Her project, “Entanglement of Grey (Halichoerus grypus) and Harbor Seals (Phoca vitulina) at Duck Island Ledges, Maine,” is part of an ongoing study begun by two of her advisors, Andrea Bogomolni and Nadine Lysiak, in 2011. Her third project advisor was James Coyer of the School of Marine Science and Ocean Engineering and Shoals Marine Laboratory.
Part of the Isles of Shoals, the Duck Island ledges are a “haulout” — the name for locations “where seals leave the water to rest and thermoregulate,” Carr explains.
During the summers of 2011 to 2016, the location was monitored to assess the seal population’s health. In 2016, Carr was one of several marine mammal interns at the Shoals Marine Laboratory. She describes how she spent her time there conducting shipboard photographic surveys of Duck Island’s seals.

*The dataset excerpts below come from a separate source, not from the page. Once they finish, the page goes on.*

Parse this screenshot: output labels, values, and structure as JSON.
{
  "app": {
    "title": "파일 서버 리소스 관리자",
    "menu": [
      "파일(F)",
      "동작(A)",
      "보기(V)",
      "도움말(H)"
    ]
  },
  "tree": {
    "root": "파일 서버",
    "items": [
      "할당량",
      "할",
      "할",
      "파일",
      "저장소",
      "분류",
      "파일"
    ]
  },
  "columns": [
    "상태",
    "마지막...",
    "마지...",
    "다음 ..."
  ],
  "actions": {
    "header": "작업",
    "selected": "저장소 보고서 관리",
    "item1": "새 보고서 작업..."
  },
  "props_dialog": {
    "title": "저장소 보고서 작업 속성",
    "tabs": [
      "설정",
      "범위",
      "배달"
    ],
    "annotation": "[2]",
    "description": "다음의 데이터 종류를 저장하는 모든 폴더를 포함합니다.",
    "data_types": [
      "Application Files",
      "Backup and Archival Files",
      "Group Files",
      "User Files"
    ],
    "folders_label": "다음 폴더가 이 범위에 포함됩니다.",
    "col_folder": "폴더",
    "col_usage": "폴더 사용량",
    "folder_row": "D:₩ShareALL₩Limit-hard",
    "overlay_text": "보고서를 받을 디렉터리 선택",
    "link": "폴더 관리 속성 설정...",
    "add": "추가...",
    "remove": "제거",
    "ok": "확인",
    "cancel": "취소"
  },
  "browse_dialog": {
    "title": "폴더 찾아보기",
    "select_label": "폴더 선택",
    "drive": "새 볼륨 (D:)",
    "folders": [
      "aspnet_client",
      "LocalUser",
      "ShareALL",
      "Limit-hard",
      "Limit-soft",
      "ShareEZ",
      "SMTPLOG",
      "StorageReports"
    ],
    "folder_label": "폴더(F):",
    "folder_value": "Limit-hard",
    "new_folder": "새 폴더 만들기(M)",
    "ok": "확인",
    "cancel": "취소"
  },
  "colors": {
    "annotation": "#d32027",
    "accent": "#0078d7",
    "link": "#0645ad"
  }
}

Growing up on Cape Cod, Massachusetts, Carr recalls becoming interested in marine mammals at a young age. “Several years ago I was lucky enough to take a marine mammal course at Shoals Marine Lab, then spend a season as a marine mammal rescue and rehabilitation intern at the Riverhead Foundation,” she adds. “After learning about the many ways that humans negatively impact marine mammals, then seeing them in action, I was drawn to this research project because it aimed to identify human impacts as a way to inspire change.”
What she found in her research at the Isles of Shoals was disturbing.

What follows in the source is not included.